In the era of large language models (LLMs), most operational processes can be reformulated and reproduced using LLM agents. The LLM agents can perceive, control, and get feedback from the environment so as to accomplish the given tasks in an autonomous manner. Besides the environment-interaction property, the LLM agents can call various external tools to ease the task completion process. The tools can be regarded as a predefined operational process with private or real-time knowledge that does not exist in the parameters of LLMs. As a natural trend of development, the tools for calling are becoming autonomous agents, thus the full intelligent system turns out to be an LLM-based Multi-Agent System (LaMAS). Compared to the previous single-LLM-agent system, LaMAS has the advantages of i) dynamic task decomposition and organic specialization, ii) higher flexibility for system changing, iii) proprietary data preserving for each participating entity, and iv) feasibility of monetization for each entity. This paper discusses the technical and business landscapes of LaMAS. To support the ecosystem of LaMAS, we briefly describe a preliminary version of such LaMAS protocol considering technical requirements, algorithms, data privacy, and business incentives. As such, LaMAS would be a practical solution to achieve artificial collective intelligence in the near future.
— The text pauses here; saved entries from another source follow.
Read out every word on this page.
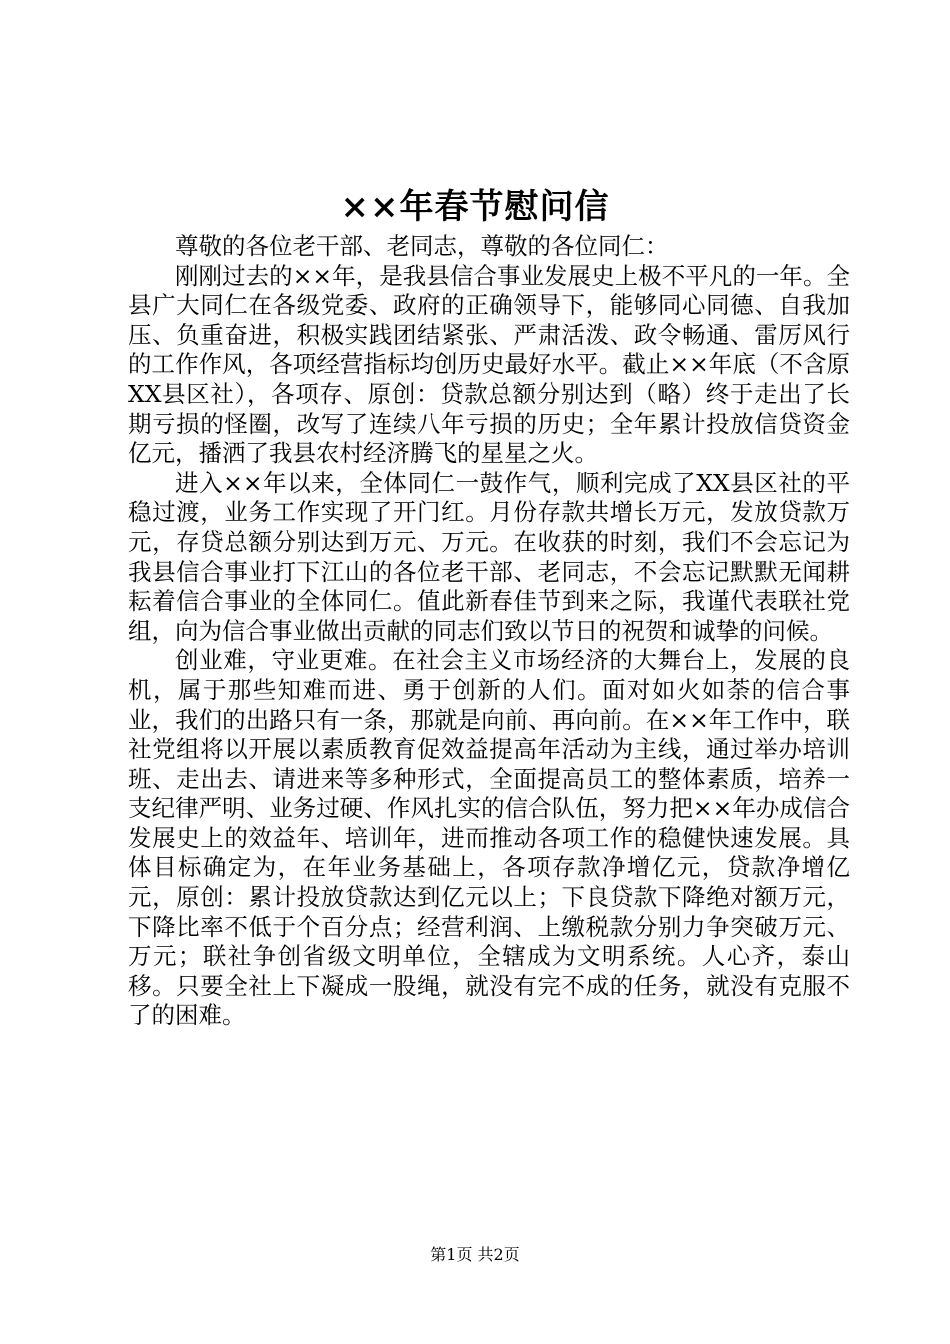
××年春节慰问信

尊敬的各位老干部、老同志，尊敬的各位同仁：

刚刚过去的××年，是我县信合事业发展史上极不平凡的一年。全县广大同仁在各级党委、政府的正确领导下，能够同心同德、自我加压、负重奋进，积极实践团结紧张、严肃活泼、政令畅通、雷厉风行的工作作风，各项经营指标均创历史最好水平。截止××年底（不含原XX县区社），各项存、原创：贷款总额分别达到（略）终于走出了长期亏损的怪圈，改写了连续八年亏损的历史；全年累计投放信贷资金亿元，播洒了我县农村经济腾飞的星星之火。

进入××年以来，全体同仁一鼓作气，顺利完成了XX县区社的平稳过渡，业务工作实现了开门红。月份存款共增长万元，发放贷款万元，存贷总额分别达到万元、万元。在收获的时刻，我们不会忘记为我县信合事业打下江山的各位老干部、老同志，不会忘记默默无闻耕耘着信合事业的全体同仁。值此新春佳节到来之际，我谨代表联社党组，向为信合事业做出贡献的同志们致以节日的祝贺和诚挚的问候。

创业难，守业更难。在社会主义市场经济的大舞台上，发展的良机，属于那些知难而进、勇于创新的人们。面对如火如荼的信合事业，我们的出路只有一条，那就是向前、再向前。在××年工作中，联社党组将以开展以素质教育促效益提高年活动为主线，通过举办培训班、走出去、请进来等多种形式，全面提高员工的整体素质，培养一支纪律严明、业务过硬、作风扎实的信合队伍，努力把××年办成信合发展史上的效益年、培训年，进而推动各项工作的稳健快速发展。具体目标确定为，在年业务基础上，各项存款净增亿元，贷款净增亿元，原创：累计投放贷款达到亿元以上；下良贷款下降绝对额万元，下降比率不低于个百分点；经营利润、上缴税款分别力争突破万元、万元；联社争创省级文明单位，全辖成为文明系统。人心齐，泰山移。只要全社上下凝成一股绳，就没有完不成的任务，就没有克服不了的困难。

第1页 共2页
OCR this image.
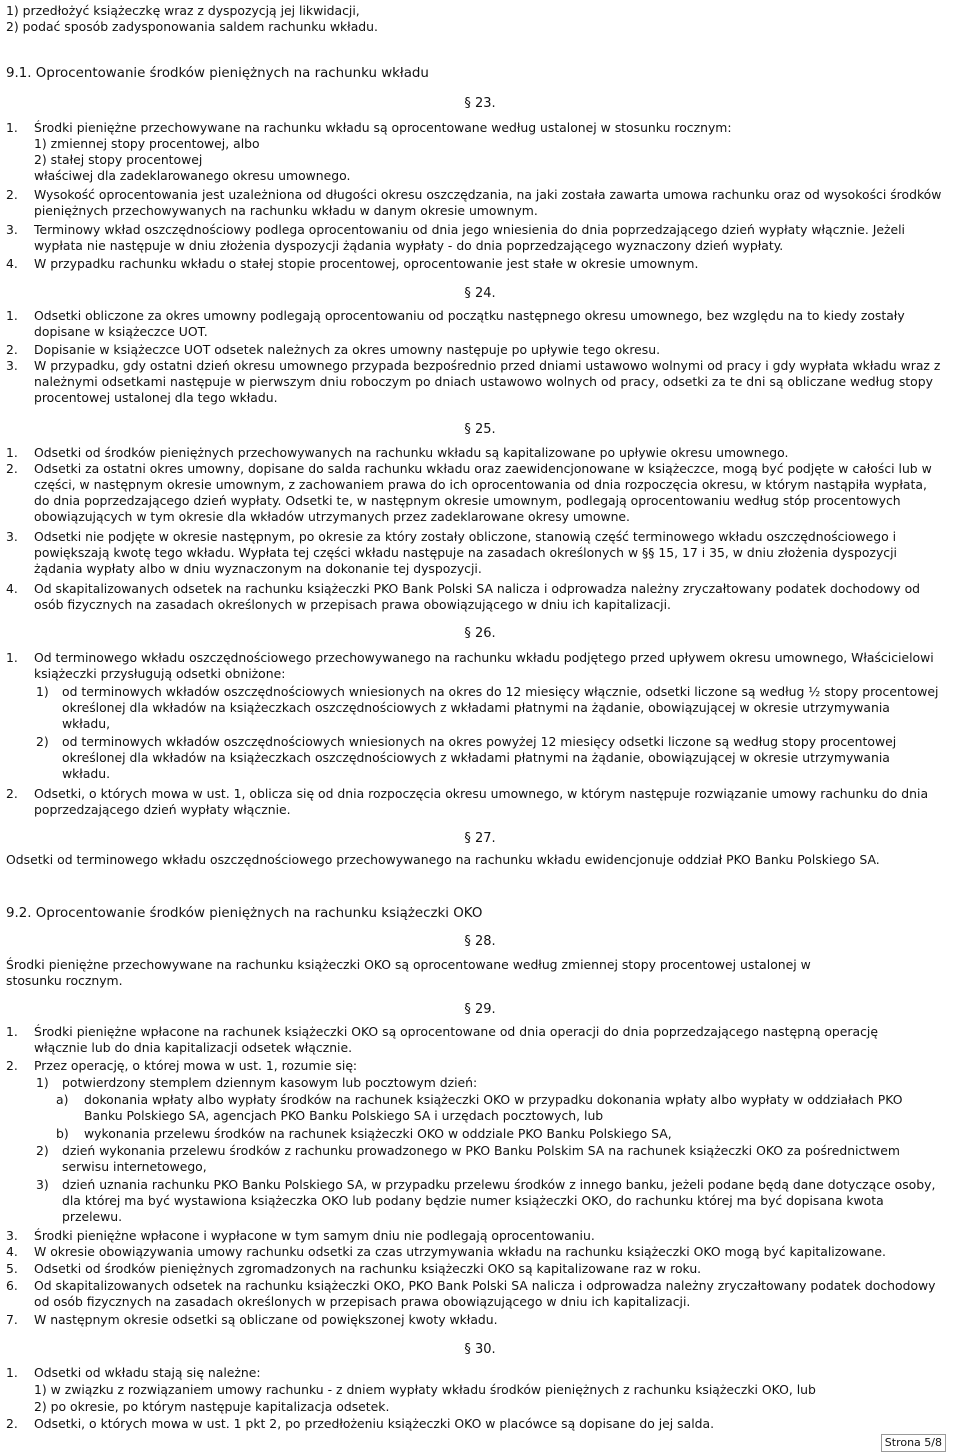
1) przedłożyć książeczkę wraz z dyspozycją jej likwidacji,
2) podać sposób zadysponowania saldem rachunku wkładu.
9.1. Oprocentowanie środków pieniężnych na rachunku wkładu
§ 23.
1. Środki pieniężne przechowywane na rachunku wkładu są oprocentowane według ustalonej w stosunku rocznym:
1) zmiennej stopy procentowej, albo
2) stałej stopy procentowej
właściwej dla zadeklarowanego okresu umownego.
2. Wysokość oprocentowania jest uzależniona od długości okresu oszczędzania, na jaki została zawarta umowa rachunku oraz od wysokości środków pieniężnych przechowywanych na rachunku wkładu w danym okresie umownym.
3. Terminowy wkład oszczędnościowy podlega oprocentowaniu od dnia jego wniesienia do dnia poprzedzającego dzień wypłaty włącznie. Jeżeli wypłata nie następuje w dniu złożenia dyspozycji żądania wypłaty - do dnia poprzedzającego wyznaczony dzień wypłaty.
4. W przypadku rachunku wkładu o stałej stopie procentowej, oprocentowanie jest stałe w okresie umownym.
§ 24.
1. Odsetki obliczone za okres umowny podlegają oprocentowaniu od początku następnego okresu umownego, bez względu na to kiedy zostały dopisane w książeczce UOT.
2. Dopisanie w książeczce UOT odsetek należnych za okres umowny następuje po upływie tego okresu.
3. W przypadku, gdy ostatni dzień okresu umownego przypada bezpośrednio przed dniami ustawowo wolnymi od pracy i gdy wypłata wkładu wraz z należnymi odsetkami następuje w pierwszym dniu roboczym po dniach ustawowo wolnych od pracy, odsetki za te dni są obliczane według stopy procentowej ustalonej dla tego wkładu.
§ 25.
1. Odsetki od środków pieniężnych przechowywanych na rachunku wkładu są kapitalizowane po upływie okresu umownego.
2. Odsetki za ostatni okres umowny, dopisane do salda rachunku wkładu oraz zaewidencjonowane w książeczce, mogą być podjęte w całości lub w części, w następnym okresie umownym, z zachowaniem prawa do ich oprocentowania od dnia rozpoczęcia okresu, w którym nastąpiła wypłata, do dnia poprzedzającego dzień wypłaty. Odsetki te, w następnym okresie umownym, podlegają oprocentowaniu według stóp procentowych obowiązujących w tym okresie dla wkładów utrzymanych przez zadeklarowane okresy umowne.
3. Odsetki nie podjęte w okresie następnym, po okresie za który zostały obliczone, stanowią część terminowego wkładu oszczędnościowego i powiększają kwotę tego wkładu. Wypłata tej części wkładu następuje na zasadach określonych w §§ 15, 17 i 35, w dniu złożenia dyspozycji żądania wypłaty albo w dniu wyznaczonym na dokonanie tej dyspozycji.
4. Od skapitalizowanych odsetek na rachunku książeczki PKO Bank Polski SA nalicza i odprowadza należny zryczałtowany podatek dochodowy od osób fizycznych na zasadach określonych w przepisach prawa obowiązującego w dniu ich kapitalizacji.
§ 26.
1. Od terminowego wkładu oszczędnościowego przechowywanego na rachunku wkładu podjętego przed upływem okresu umownego, Właścicielowi książeczki przysługują odsetki obniżone:
1) od terminowych wkładów oszczędnościowych wniesionych na okres do 12 miesięcy włącznie, odsetki liczone są według ½ stopy procentowej określonej dla wkładów na książeczkach oszczędnościowych z wkładami płatnymi na żądanie, obowiązującej w okresie utrzymywania wkładu,
2) od terminowych wkładów oszczędnościowych wniesionych na okres powyżej 12 miesięcy odsetki liczone są według stopy procentowej określonej dla wkładów na książeczkach oszczędnościowych z wkładami płatnymi na żądanie, obowiązującej w okresie utrzymywania wkładu.
2. Odsetki, o których mowa w ust. 1, oblicza się od dnia rozpoczęcia okresu umownego, w którym następuje rozwiązanie umowy rachunku do dnia poprzedzającego dzień wypłaty włącznie.
§ 27.
Odsetki od terminowego wkładu oszczędnościowego przechowywanego na rachunku wkładu ewidencjonuje oddział PKO Banku Polskiego SA.
9.2. Oprocentowanie środków pieniężnych na rachunku książeczki OKO
§ 28.
Środki pieniężne przechowywane na rachunku książeczki OKO są oprocentowane według zmiennej stopy procentowej ustalonej w stosunku rocznym.
§ 29.
1. Środki pieniężne wpłacone na rachunek książeczki OKO są oprocentowane od dnia operacji do dnia poprzedzającego następną operację włącznie lub do dnia kapitalizacji odsetek włącznie.
2. Przez operację, o której mowa w ust. 1, rozumie się:
1) potwierdzony stemplem dziennym kasowym lub pocztowym dzień:
a) dokonania wpłaty albo wypłaty środków na rachunek książeczki OKO w przypadku dokonania wpłaty albo wypłaty w oddziałach PKO Banku Polskiego SA, agencjach PKO Banku Polskiego SA i urzędach pocztowych, lub
b) wykonania przelewu środków na rachunek książeczki OKO w oddziale PKO Banku Polskiego SA,
2) dzień wykonania przelewu środków z rachunku prowadzonego w PKO Banku Polskim SA na rachunek książeczki OKO za pośrednictwem serwisu internetowego,
3) dzień uznania rachunku PKO Banku Polskiego SA, w przypadku przelewu środków z innego banku, jeżeli podane będą dane dotyczące osoby, dla której ma być wystawiona książeczka OKO lub podany będzie numer książeczki OKO, do rachunku której ma być dopisana kwota przelewu.
3. Środki pieniężne wpłacone i wypłacone w tym samym dniu nie podlegają oprocentowaniu.
4. W okresie obowiązywania umowy rachunku odsetki za czas utrzymywania wkładu na rachunku książeczki OKO mogą być kapitalizowane.
5. Odsetki od środków pieniężnych zgromadzonych na rachunku książeczki OKO są kapitalizowane raz w roku.
6. Od skapitalizowanych odsetek na rachunku książeczki OKO, PKO Bank Polski SA nalicza i odprowadza należny zryczałtowany podatek dochodowy od osób fizycznych na zasadach określonych w przepisach prawa obowiązującego w dniu ich kapitalizacji.
7. W następnym okresie odsetki są obliczane od powiększonej kwoty wkładu.
§ 30.
1. Odsetki od wkładu stają się należne:
1) w związku z rozwiązaniem umowy rachunku - z dniem wypłaty wkładu środków pieniężnych z rachunku książeczki OKO, lub
2) po okresie, po którym następuje kapitalizacja odsetek.
2. Odsetki, o których mowa w ust. 1 pkt 2, po przedłożeniu książeczki OKO w placówce są dopisane do jej salda.
Strona 5/8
Claire Vernade: Partially Observable Reinforcement Learning with Memory Traces

Partially observable environments present a considerable computational challenge in reinforcement learning due to the need to consider long histories. Learning with a finite window of observations quickly becomes intractable as the window length grows. In this talk, we introduce memory traces, a compact representation of the history of observations in the form of exponential moving averages. We show that they have good theoretical properties compared to windows, and that they can be easily combined with general RL algorithms to efficiently learn in partially observable environments.